I Ching, o Livro das Mutações - Livro Primeiro, Hexagrama 60: Chieh / Limitação
Esse texto faz parte da série a respeito do I Ching, o Livro das Mutações, que publicamos no blog quinzenalmente. A proposta é apresentar os textos sobre os 64 hexagramas publicados nos livros Primeiro e Terceiro do livro de Richard Wilhelm.
Para entender melhor o que é o I Ching, sugerimos dar uma olhada no post:
Para consultar o índice dos 64 hexagramas, basta acessar:
Cada hexagrama inclui:
- uma introdução geral, apresentando aspectos básicos do hexagrama;
- o nome do hexagrama (卦名 guàmíng), que por si só já é repleto de simbolismos;
- o texto, também chamado julgamento ou oráculo, que revela em linguagem simbólica o significado do hexagrama e possui poucas frases, tendo a ele sido adicionados comentários e interpretações ao longo dos séculos, a fim de ajudar o leitor a traduzir o ensinamento ancestral;
- a imagem ou símbolo, que apresenta uma mensagem adicional, com um modelo de conduta ou um conselho estratégico para lidar com a situação indicada pelo hexagrama; e
- os textos das linhas, em número de seis, indicam alternativas ou transformações possíveis das condições retratadas no hexagrama - lembrando que as linhas são contadas de baixo para cima, sendo a linha inferior a primeira.
E isso é basicamente tudo que você precisa saber para continuar. Boa leitura!
Livro Primeiro (o Texto), Hexagrama 60: Chieh / Limitação
O lago ocupa um espaço limitado. Quando recebe água demais, transborda. Por isso, deve-se por limites à água.
A imagem apresenta água abaixo e água acima, com o firmamento entre elas, servindo de limite. A palavra chinesa para limitação refere-se, na realidade, aos nós que dividem um talo de bambu.
Na vida diária, este termo significa a economia que fixa limites às despesas.
Em relação à esfera moral, ela representa os limites firmes que o homem superior impõe às suas ações, os limites da lealdade e do desinteresse.
Julgamento
LIMITAÇÃO. Sucesso. Não se deve perseverar ao se exercer uma limitação amarga.
Limitações são penosas, mas eficazes. Vivendo de modo econômico em épocas normais, o homem está preparado para os períodos de carência. Sendo comedido, ele evita humilhações.

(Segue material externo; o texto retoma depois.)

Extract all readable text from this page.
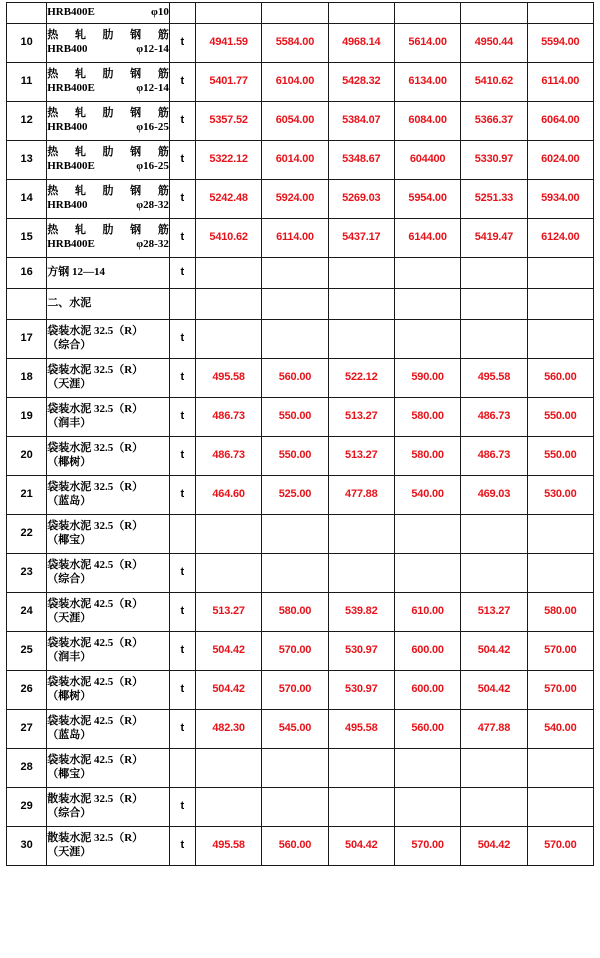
	HRB400E φ10							

10	热 轧 肋 钢 筋
HRB400 φ12-14	t	4941.59	5584.00	4968.14	5614.00	4950.44	5594.00
11	热 轧 肋 钢 筋
HRB400E φ12-14	t	5401.77	6104.00	5428.32	6134.00	5410.62	6114.00
12	热 轧 肋 钢 筋
HRB400 φ16-25	t	5357.52	6054.00	5384.07	6084.00	5366.37	6064.00
13	热 轧 肋 钢 筋
HRB400E φ16-25	t	5322.12	6014.00	5348.67	604400	5330.97	6024.00
14	热 轧 肋 钢 筋
HRB400 φ28-32	t	5242.48	5924.00	5269.03	5954.00	5251.33	5934.00
15	热 轧 肋 钢 筋
HRB400E φ28-32	t	5410.62	6114.00	5437.17	6144.00	5419.47	6124.00
16	方钢 12—14	t						
	二、水泥							
17	袋装水泥 32.5（R）
（综合）	t						
18	袋装水泥 32.5（R）
（天涯）	t	495.58	560.00	522.12	590.00	495.58	560.00
19	袋装水泥 32.5（R）
（润丰）	t	486.73	550.00	513.27	580.00	486.73	550.00
20	袋装水泥 32.5（R）
（椰树）	t	486.73	550.00	513.27	580.00	486.73	550.00
21	袋装水泥 32.5（R）
（蓝岛）	t	464.60	525.00	477.88	540.00	469.03	530.00
22	袋装水泥 32.5（R）
（椰宝）							

23	袋装水泥 42.5（R）
（综合）	t						
24	袋装水泥 42.5（R）
（天涯）	t	513.27	580.00	539.82	610.00	513.27	580.00
25	袋装水泥 42.5（R）
（润丰）	t	504.42	570.00	530.97	600.00	504.42	570.00
26	袋装水泥 42.5（R）
（椰树）	t	504.42	570.00	530.97	600.00	504.42	570.00
27	袋装水泥 42.5（R）
（蓝岛）	t	482.30	545.00	495.58	560.00	477.88	540.00
28	袋装水泥 42.5（R）
（椰宝）							

29	散装水泥 32.5（R）
（综合）	t						
30	散装水泥 32.5（R）
（天涯）	t	495.58	560.00	504.42	570.00	504.42	570.00
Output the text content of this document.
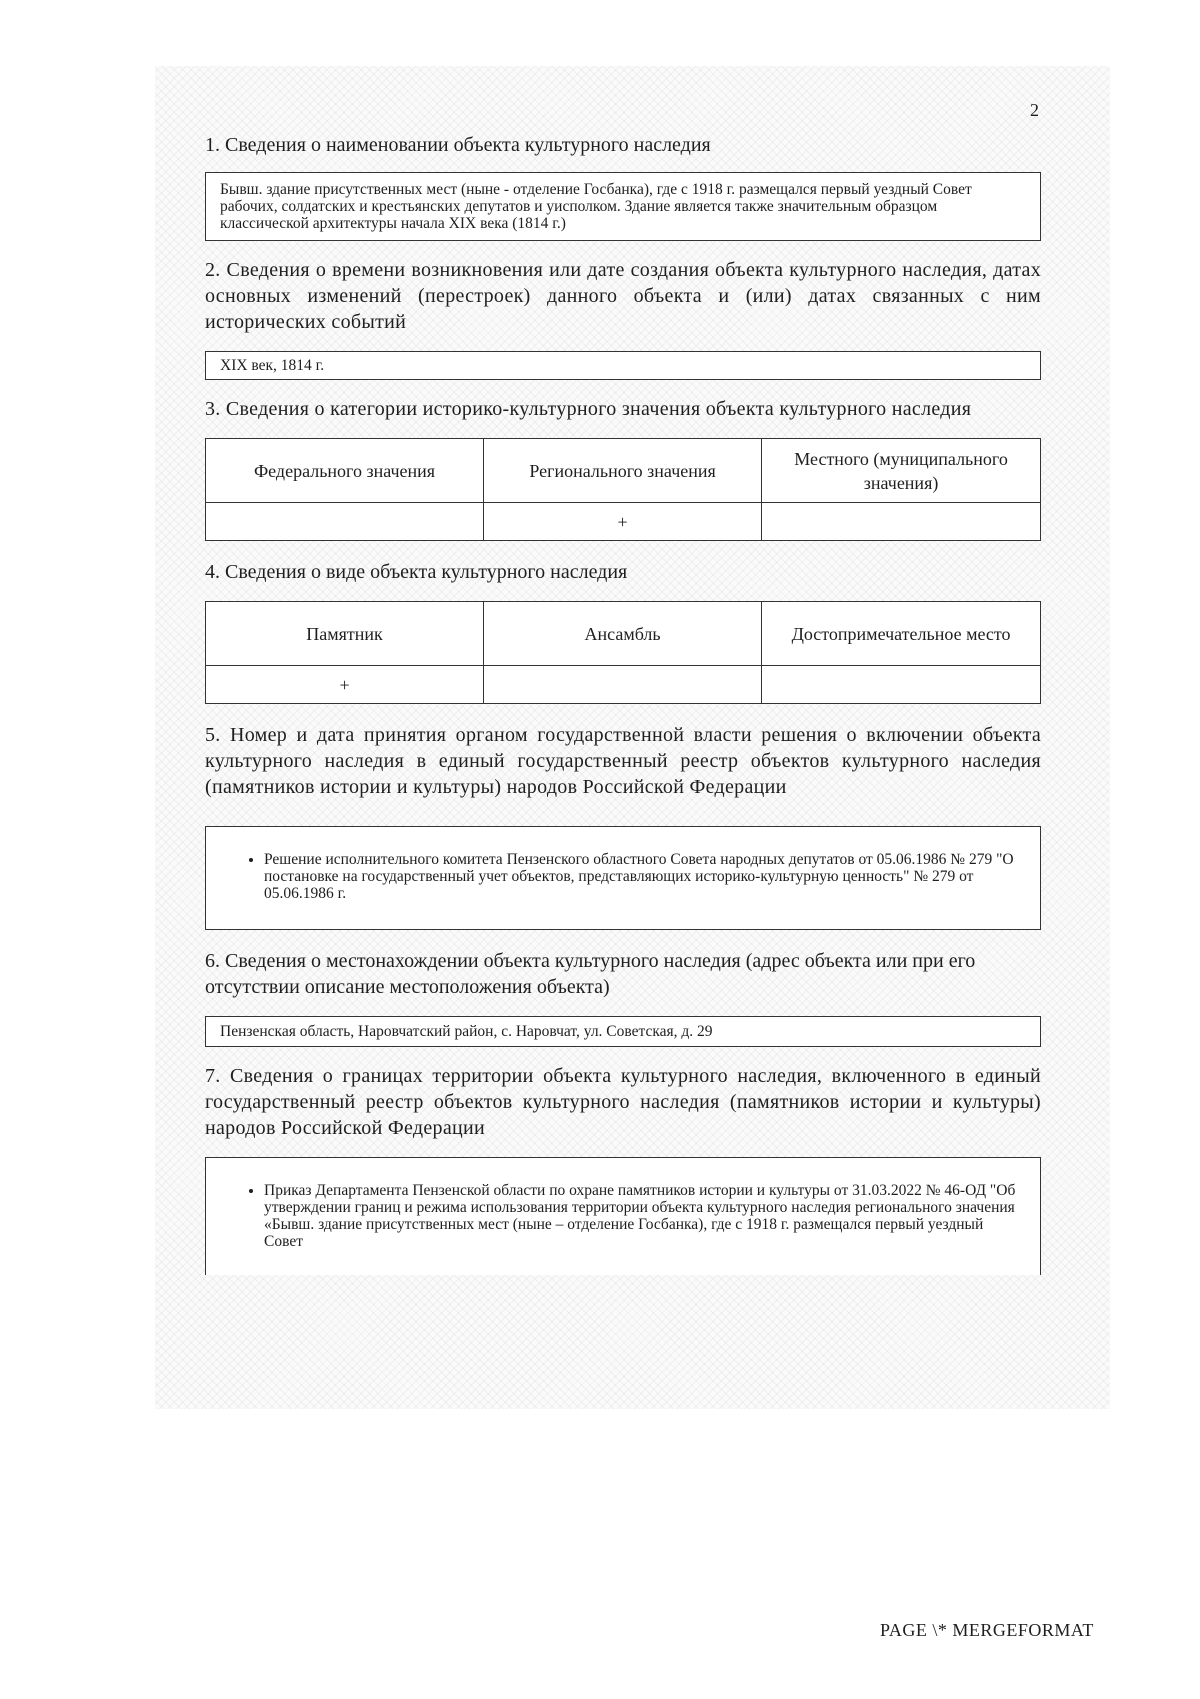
2

1. Сведения о наименовании объекта культурного наследия

Бывш. здание присутственных мест (ныне - отделение Госбанка), где с 1918 г. размещался первый уездный Совет рабочих, солдатских и крестьянских депутатов и уисполком. Здание является также значительным образцом классической архитектуры начала XIX века (1814 г.)

2. Сведения о времени возникновения или дате создания объекта культурного наследия, датах основных изменений (перестроек) данного объекта и (или) датах связанных с ним исторических событий

XIX век, 1814 г.

3. Сведения о категории историко-культурного значения объекта культурного наследия

Федерального значения	Регионального значения	Местного (муниципального значения)
	+	

4. Сведения о виде объекта культурного наследия

Памятник	Ансамбль	Достопримечательное место
+		

5. Номер и дата принятия органом государственной власти решения о включении объекта культурного наследия в единый государственный реестр объектов культурного наследия (памятников истории и культуры) народов Российской Федерации

• Решение исполнительного комитета Пензенского областного Совета народных депутатов от 05.06.1986 № 279 "О постановке на государственный учет объектов, представляющих историко-культурную ценность" № 279 от 05.06.1986 г.

6. Сведения о местонахождении объекта культурного наследия (адрес объекта или при его отсутствии описание местоположения объекта)

Пензенская область, Наровчатский район, с. Наровчат, ул. Советская, д. 29

7. Сведения о границах территории объекта культурного наследия, включенного в единый государственный реестр объектов культурного наследия (памятников истории и культуры) народов Российской Федерации

• Приказ Департамента Пензенской области по охране памятников истории и культуры от 31.03.2022 № 46-ОД "Об утверждении границ и режима использования территории объекта культурного наследия регионального значения «Бывш. здание присутственных мест (ныне – отделение Госбанка), где с 1918 г. размещался первый уездный Совет
PAGE \* MERGEFORMAT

Limitações são também indispensáveis para a ordenação das circunstâncias do mundo.
A natureza tem limites fixos para o verão e o inverno, para o dia e a noite, e são esses limites que dão sentido ao ano.

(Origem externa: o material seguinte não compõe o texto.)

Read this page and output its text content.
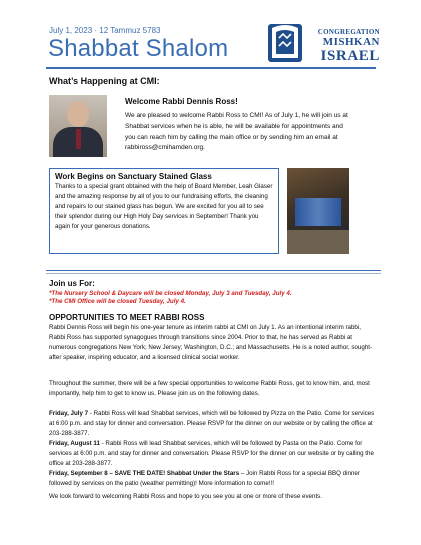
July 1, 2023 · 12 Tammuz 5783
Shabbat Shalom
CONGREGATION
MISHKAN
ISRAEL
What’s Happening at CMI:
Welcome Rabbi Dennis Ross!
We are pleased to welcome Rabbi Ross to CMI! As of July 1, he will join us at Shabbat services when he is able, he will be available for appointments and you can reach him by calling the main office or by sending him an email at rabbiross@cmihamden.org.
Work Begins on Sanctuary Stained Glass
Thanks to a special grant obtained with the help of Board Member, Leah Glaser and the amazing response by all of you to our fundraising efforts, the cleaning and repairs to our stained glass has begun. We are excited for you all to see their splendor during our High Holy Day services in September! Thank you again for your generous donations.
Join us For:
*The Nursery School & Daycare will be closed Monday, July 3 and Tuesday, July 4.
*The CMI Office will be closed Tuesday, July 4.
OPPORTUNITIES TO MEET RABBI ROSS

Rabbi Dennis Ross will begin his one-year tenure as interim rabbi at CMI on July 1. As an intentional interim rabbi, Rabbi Ross has supported synagogues through transitions since 2004. Prior to that, he has served as Rabbi at numerous congregations New York; New Jersey; Washington, D.C.; and Massachusetts. He is a noted author, sought-after speaker, inspiring educator, and a licensed clinical social worker.

Throughout the summer, there will be a few special opportunities to welcome Rabbi Ross, get to know him, and, most importantly, help him to get to know us. Please join us on the following dates.

Friday, July 7 - Rabbi Ross will lead Shabbat services, which will be followed by Pizza on the Patio. Come for services at 6:00 p.m. and stay for dinner and conversation. Please RSVP for the dinner on our website or by calling the office at 203-288-3877.
Friday, August 11 - Rabbi Ross will lead Shabbat services, which will be followed by Pasta on the Patio. Come for services at 6:00 p.m. and stay for dinner and conversation. Please RSVP for the dinner on our website or by calling the office at 203-288-3877.
Friday, September 8 – SAVE THE DATE! Shabbat Under the Stars – Join Rabbi Ross for a special BBQ dinner followed by services on the patio (weather permitting)! More information to come!!!

We look forward to welcoming Rabbi Ross and hope to you see you at one or more of these events.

Do mesmo modo, a economia, ao fixar limites precisos para as despesas, garante a preservação dos bens, evitando que as pessoas sofram prejuízos.
Mas limitações devem ser aplicadas de forma equilibrada.
Se um homem tenta impor restrições muito amargas à sua própria natureza, isso lhe será prejudicial. Se ele exagera ao impor limites aos outros, eles se rebelarão.
Portanto, é necessário fixar limites até mesmo às limitações.
Imagem
Água sobre o lago: a imagem da LIMITAÇÃO. Assim, o homem superior cria número e medida, examina a natureza da virtude e da conduta correta.
O lago é limitado, a água, inesgotável. O lago só pode conter uma parcela restrita da quantidade indefinida de água existente no mundo. Nisso consiste sua particularidade.
Do mesmo modo, a vida humana adquire um significado quando o homem exerce um discernimento seletivo e estabelece limites.
Aqui, portanto, a questão será definir com clareza essas distinções, que são como que a espinha dorsal da moralidade.
Possibilidades ilimitadas não são próprias ao homem. Caso fossem disponíveis, levariam a vida humana a dissolver-se na indeterminação.
Para que o homem se fortaleça, sua vida necessita de limites impostos pelo dever e aceitos voluntariamente.
A pessoa humana só adquire relevância enquanto espírito livre, quando se impõe limites e determina de forma espontânea o seu dever.
Textos das linhas
Nove na primeira posição significa: não ir além da porta e do pátio não implica em culpa.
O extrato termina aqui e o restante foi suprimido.